Racepaarden lopen sneller en sneller

24 juni 2015 door Eos-redactie

In de atletiek worden nog geregeld wereldrecords gebroken, en velen vragen zich af wanneer we uiteindelijk op de limieten botsen. Ook racepaarden blijken nog altijd sneller en sneller te lopen.

Op elk groot atletiektoernooi sneuvelen weer enkele wereldrecords. Ook de zogenoemde snelste man op aarde Usain Bolt, die ooit 100 meter liep, gelooft dat hij nog sneller kan? Wetenschappers breken er zich al langer dan vandaag het hoofd over waar de limieten liggen, en of die er überhaupt zijn.

Niet alleen wat betreft mensen, maar ook voor racepaarden leeft die kwestie. Wetenschappers van de University of Exeter (VK) voerden een datastudie uit en kwamen tot het besluit dat paarden almaar sneller gaan. De onderzoekers analyseerden daarvoor gegevens van de voorbije 150 jaar. In totaal ruim 600.000 wedstrijdtijden van meer dan 70.000 racepaarden - zowel van professionele ruiters als amateurs.

Daaruit blijkt dat de snelheid van de paarden gestaag is toegenomen, en dat die toename vandaag nog altijd aan de gang is. Vooral op korte afstanden is de vooruitgang opvallend. Op langere afstanden vlakt de toename af.

Dat is opvallend, want algemeen werd aangenomen dat racepaarden de laatste decennia hun limieten bereikt hadden. Maar deze onderzoeksresultaten spreken die consensus dus tegen. 'In 1850 liepen sprintpaarden iets minder dan 54 kilometer per uur', vertelt hoofdonderzoeker Patrick Sharman. 'Uit onze studie blijkt dat dat vandaag meer dan 60 is.' Een progressie van ongeveer 12 procent dus.

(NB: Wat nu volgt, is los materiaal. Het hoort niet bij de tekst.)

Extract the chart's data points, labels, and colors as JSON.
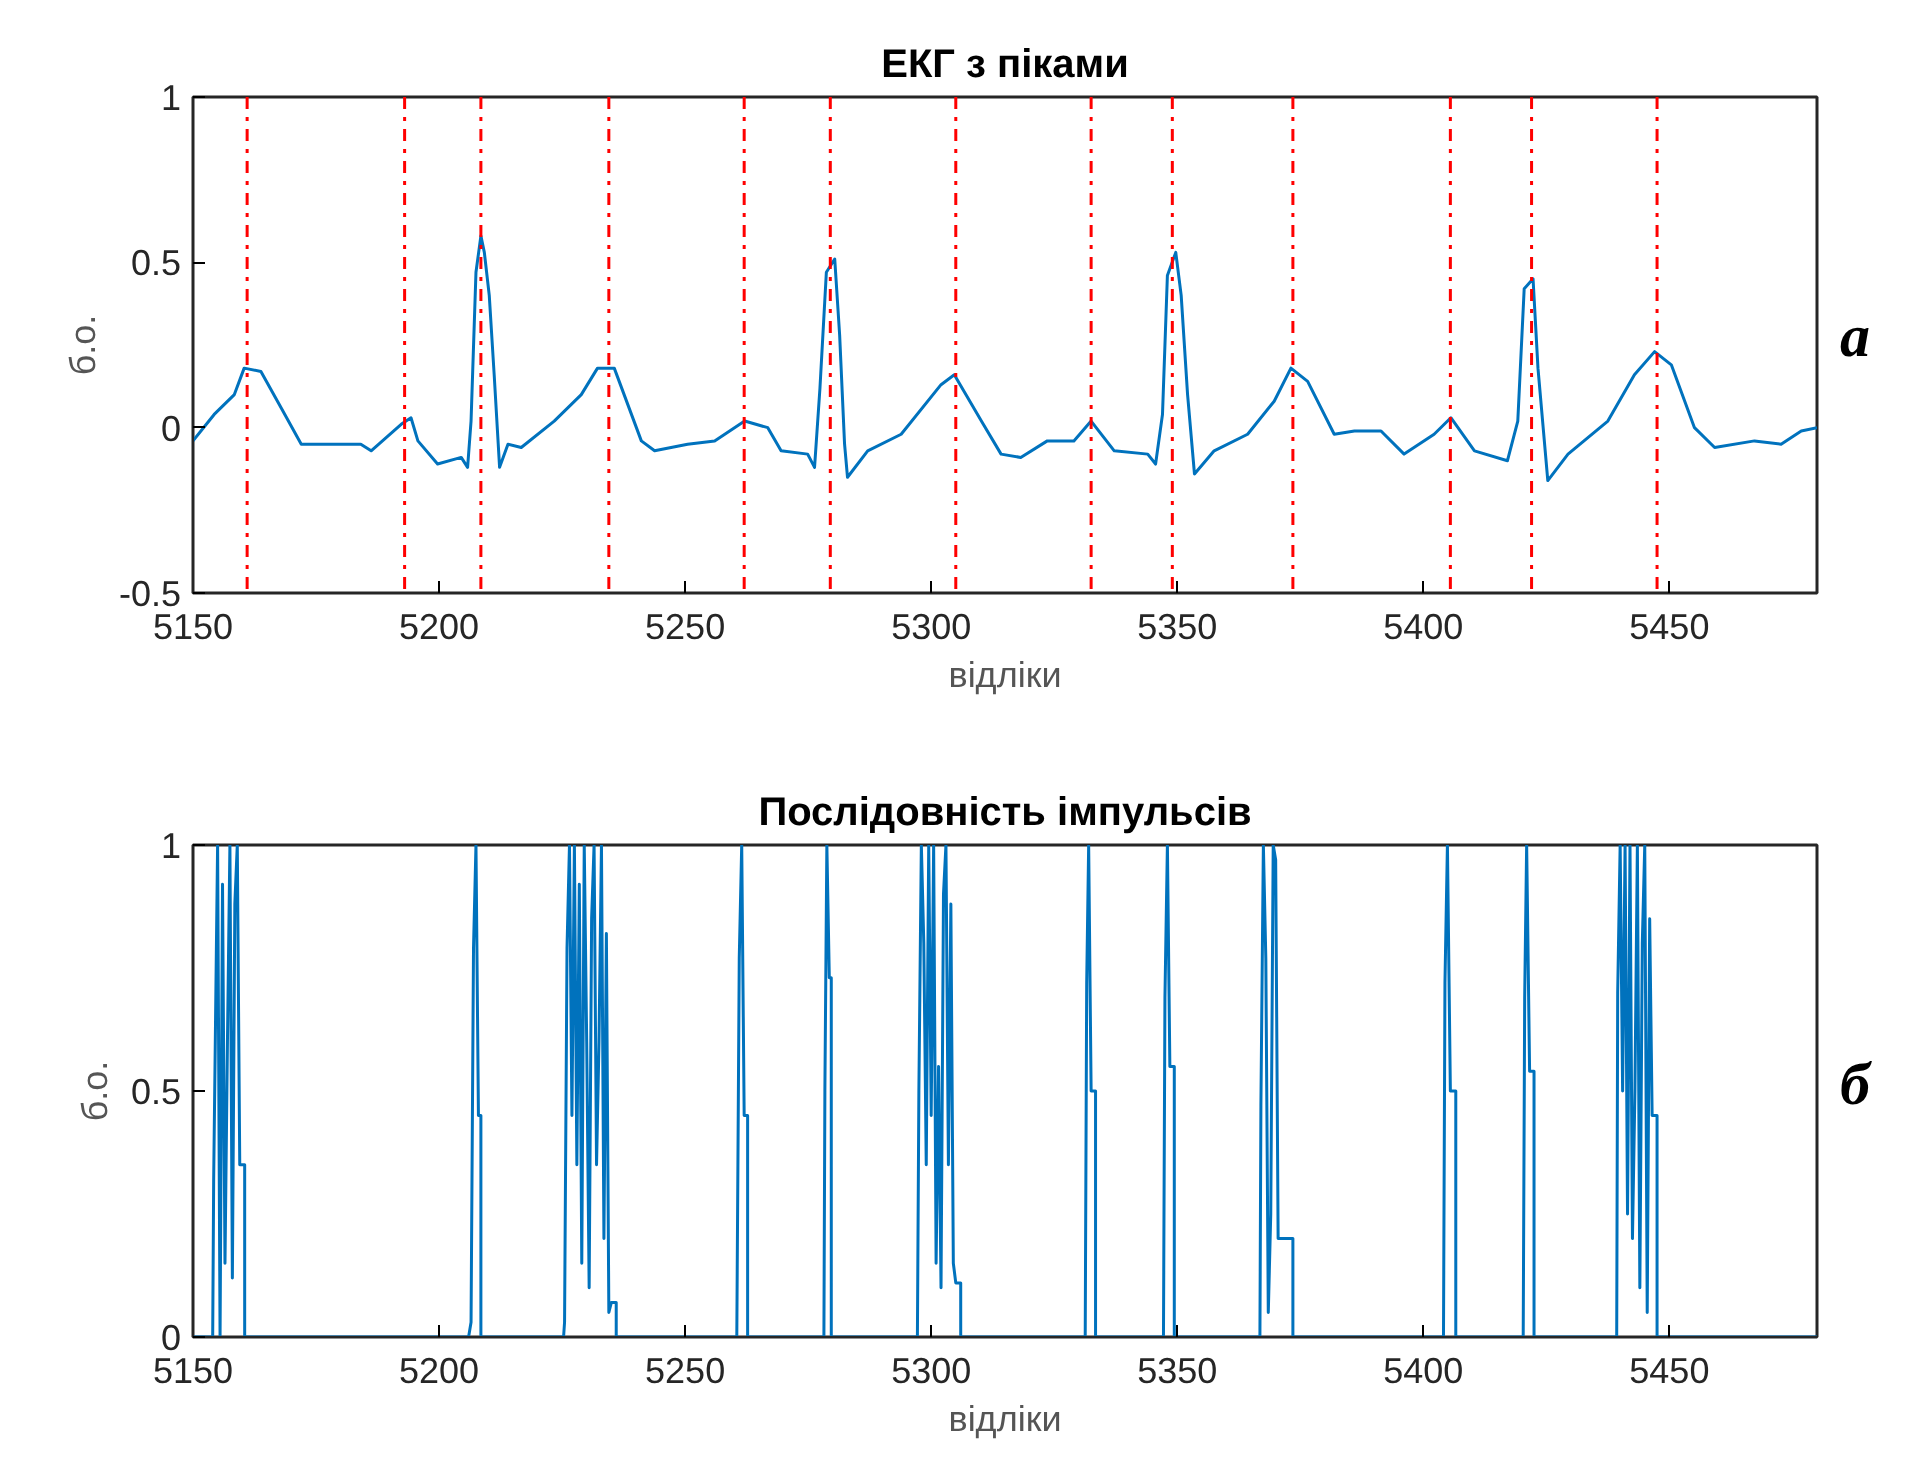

Bij langeafstands racepaarden (boven twee kilometer) is het verschil iets minder: van 50,8 naar 55,7 kilometer per uur.

De historische progressie kwam in twee golven, zo vertellen de onderzoekers. De eerste vond plaats aan het begin van de 20ste eeuw, en kwam door een nieuwe zithouding van de jockeys: gehurkt, en met kortere stijgbeugels. In de jaren 1970 en ’80 vond er opnieuw een opvallende vooruitgang plaats, vermoedelijk doordat paardenraces plots erg populair waren en er vermoedelijk dus meer dan ooit specifiek gefokt werd.

Maar als de vooruitgang ook vandaag nog merkbaar is, waar liggen dan wel de limieten? Sharman: 'In theorie moet er een limiet zijn voor hoe snel racepaarden kunnen rennen. Op de sprintnummers is er de laatste vijftien jaar een voortdurende vooruitgang, maar op middellange en lange afstanden lijkt de vooruitgang af te vlakken. We willen nu onderzoek waaraan dat ligt. Zijn paarden van nature snellere sprinters? Of wordt er gewoon specifiek gefokt op sprintdieren?’ (adw)

De resultaten verschenen in het vakblad Biology Letters.